Gustav se sentait éventré, car il avait délaissé sa femme. Pour les gens de sa caste, élevés dans une tradition conservatrice et plutôt machiste, cela relevait bien plus d’une problématique d’honneur qu’amoureuse. Gustav n’avait cure de l’amour, ça ne payait pas les factures. Ce n’était pas non plus l’accomplissement ultime de l’être, n’en déplaise aux poètes. Et pourtant, il s’en voulait d’avoir échoué à donner le change auprès de sa femme. Paradoxalement, il eût été extrêmement offensant de penser que Maud, avec son intelligence féroce, n’aurait jamais percé à jour ses mensonges. C’était ce qui l’avait séduit en premier lieu, son intellect vivace, rapace même, qui en faisait de compagne de vie digne de lui. Ils auraient pu être parfaitement heureux, s’ils avaient donné naissance à un enfant plutôt qu’à des idées et des discours qui n’intéressaient que les spécialistes de leurs disciplines respectives.

- Ton intelligence et ton intégrité sont des choses que je ne remettrai jamais en question et tu le sais. Ton regard a toujours été complaisant, que tu le veuilles ou non, persifla t-il, sans pitié pour la femme trompée, bafouée.

D’après lui, Maud avait toujours su qu’il était incapable de se contenter d’elle uniquement. Surtout quand leur vie sexuelle s’était tarie. Cela finissait toujours par arriver, chez les couples qui durent. Ses yeux avaient été grand ouverts, mais elle avait refusé de voir. Peut-être avait-elle des aventures, elle aussi… il ne s’était jamais questionné sur le sujet. Il ne lui en voudrait pas. C’était monnaie courante dans leur milieu, notamment car il était si mal vu de se séparer.

- C’est moi, le piètre mari. Plus que piètre. Je suis lamentable… son regard vint se perdre dans les faibles flammes de la cheminée, qu’il aurait souhaitées hypnotiques pour se taire, mais dont il se détourna vite, avant de murmurer, pour la première fois en quinze ans : et j’aurais été un père lamentable, aussi.
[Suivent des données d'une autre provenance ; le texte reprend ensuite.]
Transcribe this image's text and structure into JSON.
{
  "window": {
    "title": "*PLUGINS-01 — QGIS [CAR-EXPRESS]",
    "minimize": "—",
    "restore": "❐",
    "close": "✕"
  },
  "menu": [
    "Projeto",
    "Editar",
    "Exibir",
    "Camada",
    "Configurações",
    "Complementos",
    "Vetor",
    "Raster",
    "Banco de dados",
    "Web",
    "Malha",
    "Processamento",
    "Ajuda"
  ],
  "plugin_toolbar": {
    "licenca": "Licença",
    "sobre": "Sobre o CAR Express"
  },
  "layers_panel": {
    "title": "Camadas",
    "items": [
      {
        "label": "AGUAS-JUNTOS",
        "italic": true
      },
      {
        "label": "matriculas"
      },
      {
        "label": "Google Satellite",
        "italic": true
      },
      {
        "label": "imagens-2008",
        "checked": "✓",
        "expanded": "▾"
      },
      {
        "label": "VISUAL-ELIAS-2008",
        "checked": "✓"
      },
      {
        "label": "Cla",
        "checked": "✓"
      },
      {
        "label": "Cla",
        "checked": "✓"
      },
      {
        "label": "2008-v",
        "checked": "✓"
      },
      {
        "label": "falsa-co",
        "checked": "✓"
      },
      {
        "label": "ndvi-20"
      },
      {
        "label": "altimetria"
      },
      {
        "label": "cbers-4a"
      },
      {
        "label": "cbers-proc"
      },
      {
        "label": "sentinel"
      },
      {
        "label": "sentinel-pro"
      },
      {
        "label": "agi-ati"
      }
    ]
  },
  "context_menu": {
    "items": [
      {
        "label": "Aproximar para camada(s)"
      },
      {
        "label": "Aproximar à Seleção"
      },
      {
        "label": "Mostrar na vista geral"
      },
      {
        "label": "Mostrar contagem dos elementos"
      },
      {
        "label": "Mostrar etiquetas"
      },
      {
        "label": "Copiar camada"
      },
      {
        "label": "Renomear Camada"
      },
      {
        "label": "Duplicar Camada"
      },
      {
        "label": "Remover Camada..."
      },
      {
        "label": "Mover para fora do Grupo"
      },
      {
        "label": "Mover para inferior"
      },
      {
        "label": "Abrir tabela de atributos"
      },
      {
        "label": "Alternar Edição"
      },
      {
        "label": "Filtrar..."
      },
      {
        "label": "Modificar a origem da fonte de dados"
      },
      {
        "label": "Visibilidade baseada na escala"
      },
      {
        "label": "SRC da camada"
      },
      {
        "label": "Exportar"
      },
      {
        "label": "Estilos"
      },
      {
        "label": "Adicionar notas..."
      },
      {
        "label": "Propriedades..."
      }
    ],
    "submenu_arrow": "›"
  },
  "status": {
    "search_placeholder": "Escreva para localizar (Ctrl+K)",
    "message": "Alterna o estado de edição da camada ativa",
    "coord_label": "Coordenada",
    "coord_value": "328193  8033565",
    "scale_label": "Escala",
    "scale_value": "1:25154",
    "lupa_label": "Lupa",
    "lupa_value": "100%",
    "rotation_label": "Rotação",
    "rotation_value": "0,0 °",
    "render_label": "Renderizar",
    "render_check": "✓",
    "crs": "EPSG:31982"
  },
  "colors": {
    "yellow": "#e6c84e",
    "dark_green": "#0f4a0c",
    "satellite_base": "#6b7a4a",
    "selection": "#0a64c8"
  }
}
Il n’avait jamais voulu se l’admettre, mais la verve amère de son épouse le ramenait à ce qu’il était : un créateur aux mains qui se voulaient divines, mais dont l’amour véritable était chimérique, analytique et anatomique. Et une fois de plus, elle l’amenait vers les sujets qu’il était réticent à aborder. Malgré l’état désastreux de leurs rapports, il ne fut nullement stupéfait de percevoir de l’inquiétude dans sa voix de velours. Le couple était une entité puissante et s’ils avaient été en symbiose, Maud et Gustav aurait faire de Paris leur possession : or, depuis des années, les deux époux se comportaient comme des ennemis, à défaut d’être, à la rigueur, des amants qui comblaient des besoins naturels.

- Quelques mois. Un an, peut-être. Avant, il s’agissait juste de plus de rhumes que d’habitude. Rien d’inquiétant.

Il se tut. Est-ce que ça empire ? Il n’en savait rien. Diable, il se devait d’avouer son impuissance, son manque d’objectivité lorsqu’il se contemplait.

- Je pense que je suis encore dans la phase ascendante. Tu ne vas pas te débarrasser de moi aussi facilement. Il renifla. Cela va t’agacer mais je n’ai pas encore consulté de spécialiste. Je ne voulais pas que cela s’ébruite.

Secret professionnel tu parles, son lieu de travail était plein à craquer de jeunes alchimistes ambitieux, près à détruire pour prendre la place de l’élite du pays.